Today's Readings
“With the Lord there is mercy, and fullness of redemption.” Not some half-baked redemption. The fullness of redemption. Not some watered down redemption. The fullness of redemption. Not some just good enough, best that could be done, what more could you expect redemption. The fullness of redemption. With the Lord there is mercy and the fullness of redemption. Mercy for when we sin; the fullness of redemption so that we may sin no longer.
The fullness of redemption includes justification. God is going to justify us. To be justified is to be made good, to be made just. I am not just, and you are not just. We commit an injustice with every sin. We need to be justified. Martin Luther, when he started the Lutherans, infected Christianity with a false idea of justification. He said that God only learns to ignore our sins. He told his followers to “sin boldly but believe more boldly still.” Because of this, the word “justified” in English has come to mean something like: to have a good excuse, which is so different from what St. Paul meant.
We do not want to have a good excuse for sinning; we want to stop sinning. We want to be justified: not justified in sinning but justified away from sin. We believe that with the Lord there is mercy and the fullness of redemption. It is all well and good to believe, but faith that accomplishes nothing is dead. A person is justified by faith and not the works of the law.
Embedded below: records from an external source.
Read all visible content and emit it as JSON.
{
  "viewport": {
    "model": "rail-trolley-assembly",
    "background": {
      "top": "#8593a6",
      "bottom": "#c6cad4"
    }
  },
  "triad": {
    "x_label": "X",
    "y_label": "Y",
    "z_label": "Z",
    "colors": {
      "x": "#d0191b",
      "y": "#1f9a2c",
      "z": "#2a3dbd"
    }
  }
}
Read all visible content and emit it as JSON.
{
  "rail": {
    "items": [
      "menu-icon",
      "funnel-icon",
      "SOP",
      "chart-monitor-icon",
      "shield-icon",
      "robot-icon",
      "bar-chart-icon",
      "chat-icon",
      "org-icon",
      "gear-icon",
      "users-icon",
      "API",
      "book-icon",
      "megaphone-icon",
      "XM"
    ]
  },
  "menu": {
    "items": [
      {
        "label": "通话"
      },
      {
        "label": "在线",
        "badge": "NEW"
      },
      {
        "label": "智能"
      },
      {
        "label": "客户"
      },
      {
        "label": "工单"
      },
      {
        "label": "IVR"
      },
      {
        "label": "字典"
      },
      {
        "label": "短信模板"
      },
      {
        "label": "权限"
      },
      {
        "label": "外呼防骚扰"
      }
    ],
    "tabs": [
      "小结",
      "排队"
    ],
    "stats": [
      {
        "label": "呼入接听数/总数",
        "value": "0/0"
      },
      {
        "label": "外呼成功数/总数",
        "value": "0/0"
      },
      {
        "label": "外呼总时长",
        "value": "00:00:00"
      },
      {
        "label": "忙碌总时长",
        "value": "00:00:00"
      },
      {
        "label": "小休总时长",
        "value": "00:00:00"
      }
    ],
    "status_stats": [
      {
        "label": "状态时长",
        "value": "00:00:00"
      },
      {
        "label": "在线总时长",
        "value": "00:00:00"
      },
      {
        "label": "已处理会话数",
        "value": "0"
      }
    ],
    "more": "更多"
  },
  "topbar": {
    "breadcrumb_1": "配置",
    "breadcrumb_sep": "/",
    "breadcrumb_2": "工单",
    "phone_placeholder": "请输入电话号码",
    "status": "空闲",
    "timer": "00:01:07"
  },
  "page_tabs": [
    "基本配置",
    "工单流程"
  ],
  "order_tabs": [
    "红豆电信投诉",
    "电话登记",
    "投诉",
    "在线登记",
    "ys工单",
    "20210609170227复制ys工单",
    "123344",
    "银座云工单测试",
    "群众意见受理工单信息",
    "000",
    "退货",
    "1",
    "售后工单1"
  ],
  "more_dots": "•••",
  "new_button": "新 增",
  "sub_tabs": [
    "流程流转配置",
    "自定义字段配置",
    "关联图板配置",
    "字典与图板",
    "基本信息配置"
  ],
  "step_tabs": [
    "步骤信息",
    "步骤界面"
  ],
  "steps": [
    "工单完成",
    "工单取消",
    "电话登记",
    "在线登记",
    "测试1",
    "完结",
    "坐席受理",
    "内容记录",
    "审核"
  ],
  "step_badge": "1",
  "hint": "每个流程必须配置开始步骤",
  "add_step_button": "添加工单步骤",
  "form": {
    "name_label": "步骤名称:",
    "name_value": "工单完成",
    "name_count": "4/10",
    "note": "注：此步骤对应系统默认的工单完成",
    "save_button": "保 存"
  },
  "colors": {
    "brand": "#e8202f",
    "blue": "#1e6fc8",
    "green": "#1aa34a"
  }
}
How are we justified by faith? Faith in God is more than just an acknowledgement of his existence. Faith is trusting that the promises of God will come true. God promises to fix what is broken in our souls. If we believe that we are broken and we believe that God can fix us, then he can get to work.
Justification is a process; it does not happen all at once, in a moment; it is not as if we can say a little prayer confessing our faith and suddenly be fully redeemed, but when we believe that with the Lord there is mercy and the fullness of redemption, everything changes. As things stand without God, people must either hate themselves or learn to love sin. This is the dilemma of the world. For us Christians, the situation is different, we can hate sin but love the person we can become by God’s grace, the person we will become if we let God fully redeem us.